Burned once with that...never again.
I have the debit cards for both my banks set to send me an email for any charge over 1$. My phone is set to give me a special notification tone when a charge comes through.
I also use Privacy.com virtual cards for all recurring charges like insurance, subscriptions, etc.
I’d get out of San Antonio.
This has happened to me a few times.
Those addresses and a police report need to go the State Attorney General's office. If the criminals are doing it to you, they're doing it to others and you know their pickup point.
They don't likely live there but live nearby and "steal" the packages from the porches they get the items delivered to.
Leaving Amazon boxes at those addresses with actual items in them but also hidden trackers may expose an entire network of thieves.
I want to thank everyone who contributed advise and useful links in this thread. It’s getting late now, and I can’t stay up any longer. I’ll definitely be making use of this information in the morning!
BKMK
Never, ever use a debit card. I use either a credit card or cash. And I pay my credit cards in full each month. A debit card leaves your bank account vulnerable. Fraudulent use of your credit card has a $50 limit per fraudulent charge, which I’ve never been charged. I had a friend have his entire bank account wiped out due to debit card fraud. Sure, he eventually got his money back, but his account was unusable until that occurred.
I’ve had Life Lock for about 18+ years now. They’ve caught fraud.. ID theft for me a couple times and one was my SS number that turned out to be an error on a loan application not an actual fraud.

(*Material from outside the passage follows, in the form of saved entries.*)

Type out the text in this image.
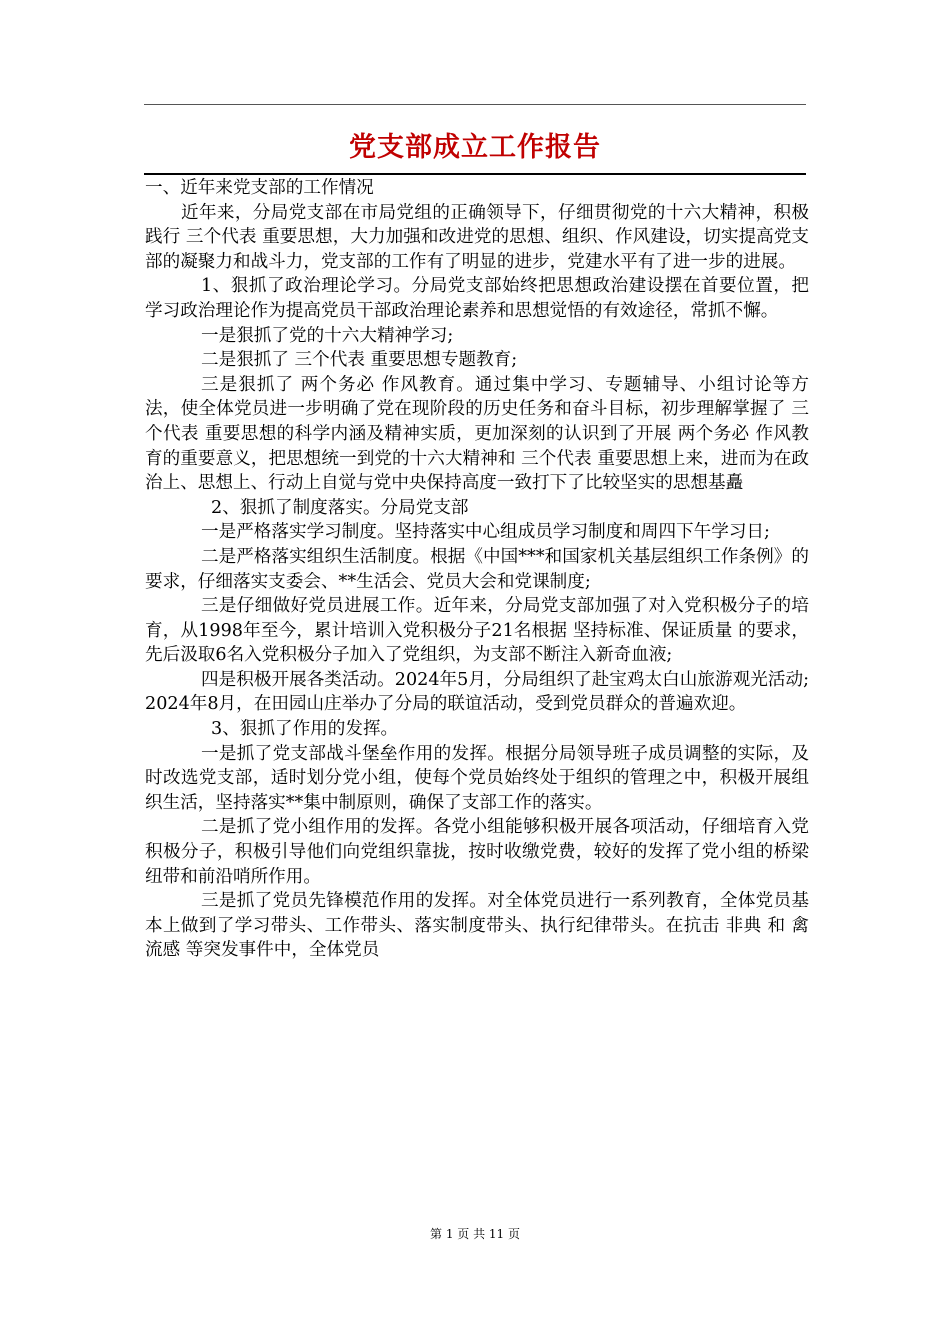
党支部成立工作报告

一、近年来党支部的工作情况

近年来，分局党支部在市局党组的正确领导下，仔细贯彻党的十六大精神，积极践行 三个代表 重要思想，大力加强和改进党的思想、组织、作风建设，切实提高党支部的凝聚力和战斗力，党支部的工作有了明显的进步，党建水平有了进一步的进展。

1、狠抓了政治理论学习。分局党支部始终把思想政治建设摆在首要位置，把学习政治理论作为提高党员干部政治理论素养和思想觉悟的有效途径，常抓不懈。

一是狠抓了党的十六大精神学习;

二是狠抓了 三个代表 重要思想专题教育;

三是狠抓了 两个务必 作风教育。通过集中学习、专题辅导、小组讨论等方法，使全体党员进一步明确了党在现阶段的历史任务和奋斗目标，初步理解掌握了 三个代表 重要思想的科学内涵及精神实质，更加深刻的认识到了开展 两个务必 作风教育的重要意义，把思想统一到党的十六大精神和 三个代表 重要思想上来，进而为在政治上、思想上、行动上自觉与党中央保持高度一致打下了比较坚实的思想基矗

2、狠抓了制度落实。分局党支部

一是严格落实学习制度。坚持落实中心组成员学习制度和周四下午学习日;

二是严格落实组织生活制度。根据《中国***和国家机关基层组织工作条例》的要求，仔细落实支委会、**生活会、党员大会和党课制度;

三是仔细做好党员进展工作。近年来，分局党支部加强了对入党积极分子的培育，从1998年至今，累计培训入党积极分子21名根据 坚持标准、保证质量 的要求，先后汲取6名入党积极分子加入了党组织，为支部不断注入新奇血液;

四是积极开展各类活动。2024年5月，分局组织了赴宝鸡太白山旅游观光活动;2024年8月，在田园山庄举办了分局的联谊活动，受到党员群众的普遍欢迎。

3、狠抓了作用的发挥。

一是抓了党支部战斗堡垒作用的发挥。根据分局领导班子成员调整的实际，及时改选党支部，适时划分党小组，使每个党员始终处于组织的管理之中，积极开展组织生活，坚持落实**集中制原则，确保了支部工作的落实。

二是抓了党小组作用的发挥。各党小组能够积极开展各项活动，仔细培育入党积极分子，积极引导他们向党组织靠拢，按时收缴党费，较好的发挥了党小组的桥梁纽带和前沿哨所作用。

三是抓了党员先锋模范作用的发挥。对全体党员进行一系列教育，全体党员基本上做到了学习带头、工作带头、落实制度带头、执行纪律带头。在抗击 非典 和 禽流感 等突发事件中，全体党员

第 1 页 共 11 页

I only use AMEX, no other CC and it’s paid monthly in full, never a balance. They’ve caught fraud several times and I never pay a dime.
RFID skimmers are used all the time by criminals. They get close enough they can scan you CC in your wallet, pocketbook etc. Use an RFID protectant cover for your CC.
Change email passwords often 16 or more random characters.
Put credit freezes on all your credit bureau accounts and leave them there.
Never use a debit card for daily transactions...that’s a direct line to your bank account.
There’s a lot you can do but nothing is perfect.
Whenever you buy something on the internet, DO NOT let that site save your credit card info for future purchases. Also, use well-known secure sites to do your online shopping like Amazon or Walmart. You can buy just about everything on those sites.
I know it's a pain, but use dual authentication to log into your most critical sites like your bank. Having to also text a code back on your cell along with entering your password is impossible to hack.
You might be able to ‘turn off’ your husband’s debit card if you aren’t going to use it. I know I can turn off my credit and debit cards. —Anyway good luck with getting this under control. You’re getting some really good advice.
My Girl friend had a santander account and got a card she never used. A bunch of charges showed up from CA. I told her to switch banks. she didn’t but reported the card. Some of this is inside jobs. Santander (spanish company sucks by the way) You need a phone to take money out of the bank.